In R v O'Brien 43/1987, I expressed concern that excessively long periods of disqualification have a tendency to increase the prospects of non-compliance with the Court's orders. I still adhere to these views and I note that they were adverted to by Evans J in Jarvis v Brown and McDonald 120/1998 at 5 where he said:
"The Court's power to disqualify drivers is an important road safety tool. The threat of a licence disqualification is a major deterrent to the great majority of drivers and actual disqualifications frequently prompt drivers to desist from unsafe driving. Licence disqualifications can protect the community by keeping potentially dangerous drivers off the road. Some protection is also obtained in relation to those who drive regardless of their disqualification in that police officers and others who are aware of the situation can take steps to bring about compliance and the imposition of further penalties. In a sense, it does not make a lot of difference whether recidivists who receive disqualification are disqualified for six years or sixteen years. They are likely to re-offend early in the period of their disqualification and be saddled with the consequences of their behaviour. As to others, it is important that the length of their disqualification should not be so great as to offer little or no hope. Where an offender has not exhausted the Court's hopes for his or her reform, where possible, the period of disqualification should encourage reform."
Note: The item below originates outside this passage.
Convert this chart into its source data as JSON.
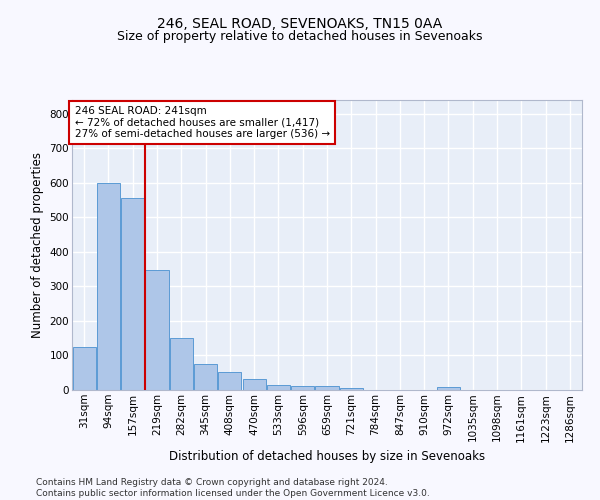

Counsel for the respondent submitted that in the present circumstances it could fairly be said that the applicant had already "exhausted the Court's hopes for his … reform". Up to a point, this is true. He is a confirmed recidivist and an habitual offender but, as they say, "hope springs eternal" and it is just possible that confirmation of the applicant's three year gaol sentence will jolt him into forswearing his deviant and anti-social conduct. I have not left out of account the fact that the six year disqualification previously imposed upon the applicant will be of little, if any, deterrent value whilst he is actually serving a sentence of imprisonment and it would therefore be inappropriate to regard him as an individual who is realistically deprived of the opportunity to drive lawfully for the whole of the period of fourteen years.
Nonetheless, I think an eight year disqualification on top of the six already in operation is too much, and is thus manifestly excessive. In my opinion, the eight year disqualification should be confirmed but it should run from the date upon which the applicant is released from gaol in respect of the present offences. Thus, in part at least, it will run concurrently with the pre-existing six year term.
To this extent, the notice to review will be granted and the sentence appealed against will be varied accordingly.